En Minor – When the Cold Truth Has Worn Its Miserable Welcome Out Review

Were I to begin giving the weeks of my life names like some sort of week-naming goon, “When the Cold Truth Has Worn Its Miserable Welcome Out” would be a top-level contender for this past week. As a title, it’s perfect; overly lengthy, blunt, and definitely different. In a slight deviation from the metallic usual, the American group En Minor, headed by one Philip Anselmo (Pantera, Down, Philip H. Anselmo & the Illegals), has let loose their debut album, When the Cold Truth Has Worn Its Miserable Welcome Out, to unsuspecting masses. Given my earlier week-naming sentiments, this probably should be a match made by destiny – but is it?

If you can picture a dilapidated bar in the stereotypical American “wild west,” with a tall guy in a trench coat surveying the anonymous dead body on the floor, you’ve already got a fair idea of what En Minor is going for with this debut. Dark, folky tunes merge with grim Americana and depressive rock in a slightly unsettling and fairly melodic take on the country-adjacent style. If you enjoyed Henry Derek Elis’s The Devil is My Friend, or wish that Johnny Cash had spent more time singing about bleakness, death, and dismay, then En Minor is probably right up your alley. This album is dark, hooky, and maintains its creeping atmosphere consistently from beginning to end. Acoustic guitars accompany Anselmo’s baritone singing, with sobering lyrics and rusted melodies. This is an incredibly promising foundation upon which to build a memorable album, and When the Cold Truth Has Worn Its Miserable Welcome Out sees En Minor capitalize on the winning formula.
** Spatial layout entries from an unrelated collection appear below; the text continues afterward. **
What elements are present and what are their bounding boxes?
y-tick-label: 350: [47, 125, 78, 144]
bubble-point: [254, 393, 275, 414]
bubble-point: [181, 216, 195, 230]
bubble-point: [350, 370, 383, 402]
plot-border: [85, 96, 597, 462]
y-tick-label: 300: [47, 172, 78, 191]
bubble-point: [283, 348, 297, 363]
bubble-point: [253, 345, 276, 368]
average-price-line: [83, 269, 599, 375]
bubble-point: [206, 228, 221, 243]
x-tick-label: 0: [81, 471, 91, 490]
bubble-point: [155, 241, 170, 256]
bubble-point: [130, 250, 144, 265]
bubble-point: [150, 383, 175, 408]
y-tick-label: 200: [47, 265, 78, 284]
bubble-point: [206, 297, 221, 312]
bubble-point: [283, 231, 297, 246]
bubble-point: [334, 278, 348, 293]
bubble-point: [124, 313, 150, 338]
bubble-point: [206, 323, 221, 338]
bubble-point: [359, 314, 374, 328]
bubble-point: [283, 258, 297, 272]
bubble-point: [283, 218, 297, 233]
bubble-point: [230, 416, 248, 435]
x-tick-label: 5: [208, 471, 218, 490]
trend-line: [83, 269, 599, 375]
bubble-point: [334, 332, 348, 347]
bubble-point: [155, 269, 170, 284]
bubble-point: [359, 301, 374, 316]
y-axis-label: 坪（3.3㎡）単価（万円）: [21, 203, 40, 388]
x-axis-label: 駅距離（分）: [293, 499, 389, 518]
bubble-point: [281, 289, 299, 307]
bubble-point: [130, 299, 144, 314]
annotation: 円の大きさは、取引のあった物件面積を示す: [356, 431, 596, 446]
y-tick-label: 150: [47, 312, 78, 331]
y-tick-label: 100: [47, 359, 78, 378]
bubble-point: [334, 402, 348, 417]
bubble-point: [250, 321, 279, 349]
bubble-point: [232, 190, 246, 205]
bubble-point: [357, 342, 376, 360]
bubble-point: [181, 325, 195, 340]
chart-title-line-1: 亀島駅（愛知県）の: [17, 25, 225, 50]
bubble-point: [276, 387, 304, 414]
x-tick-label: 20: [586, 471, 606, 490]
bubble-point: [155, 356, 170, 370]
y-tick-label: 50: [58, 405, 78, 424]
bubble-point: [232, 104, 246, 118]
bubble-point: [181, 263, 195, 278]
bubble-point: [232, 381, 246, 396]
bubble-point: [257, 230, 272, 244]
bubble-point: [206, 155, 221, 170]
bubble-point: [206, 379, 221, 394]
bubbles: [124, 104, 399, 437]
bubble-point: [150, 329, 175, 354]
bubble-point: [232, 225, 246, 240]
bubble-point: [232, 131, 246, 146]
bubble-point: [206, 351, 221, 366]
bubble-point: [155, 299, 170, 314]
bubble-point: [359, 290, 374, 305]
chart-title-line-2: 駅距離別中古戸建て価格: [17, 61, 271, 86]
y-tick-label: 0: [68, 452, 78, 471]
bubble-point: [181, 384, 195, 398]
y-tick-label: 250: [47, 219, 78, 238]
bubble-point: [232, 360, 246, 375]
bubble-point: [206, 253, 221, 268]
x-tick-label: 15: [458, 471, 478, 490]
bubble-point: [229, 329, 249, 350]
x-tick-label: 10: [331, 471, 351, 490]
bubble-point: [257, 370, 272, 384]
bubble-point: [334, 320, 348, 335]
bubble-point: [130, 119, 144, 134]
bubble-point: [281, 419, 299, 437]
The front half of the album is what shines the brightest. “Mausoleums” is a stunning opening track, building on a repetitive melody that accents Anselmo’s singing and lingers in the mind. “On the Floor” fully realizes the “twisted country” style En Minor reach for, while “Love Needs Love” turns up the melancholy in a strangely moving way. Throughout, the cello and keys (Steve Bernal and Calvin Dover respectively) lend the music a sense of gritty elegance, while Anselmo’s layered vocals give each song a rough edge that hints at dangers to come. The mixing on the album emphasizes acoustic and lightly-distorted electric guitars as the main drivers of this music, drifting at times into the depressive rock category. When the Cold Truth Has Worn Its Miserable Welcome Out is a fluid album, but takes comfort in its bleak atmosphere and rough foundations.

The second half of the album, on the other hand, sees the cold truth wearing its miserable welcome out a little bit. Not that any of it is bad by any stretch, but after “Warm Sharp Bath Sleep”1 the songs begin to blur together a bit. There are glimmers of memorability, in “This is Not Your Day” and in the concluding melancholy of “Disposable for You,” but for the most part, songs like “Black Mass” and “Hats Off” don’t make much of an impression. Fortunately, En Minor still have that base atmosphere to fall back on when things don’t quite stick, and the album remains enjoyable throughout. This is in part thanks to its production and especially in the mix, which does a wonderful job of giving every instrument space to breathe and thrive. Tiny details vie for the listener’s attention, and the whole is remarkably well-constructed, even when the songs themselves aren’t necessarily terrific.

When the Cold Truth Has Worn Its Miserable Welcome Out does not, despite the earlier joke that I couldn’t stop myself from typing, fully wear out its miserable welcome. It remains an enjoyable slice of dark Americana goodness from beginning to end. En Minor demonstrates a strong affinity for a sound that is largely their own, and have a solid debut to show for it. This is my new soundtrack for When Things Go Wrong™, and I’m excited to hear about when things go wrong next.

Rating: 3.0/5.0
DR: 8 | Format Reviewed: 320 kbps mp3
Label: Season of Mist
Websites: enminor.bandcamp.com | facebook.com/enminorofficial
Releases Worldwide: September 4th, 2020

Show 1 footnote

  1. Really wish I had the lyrics for this one; even in the context of the song itself, I have no idea what this is supposed to mean.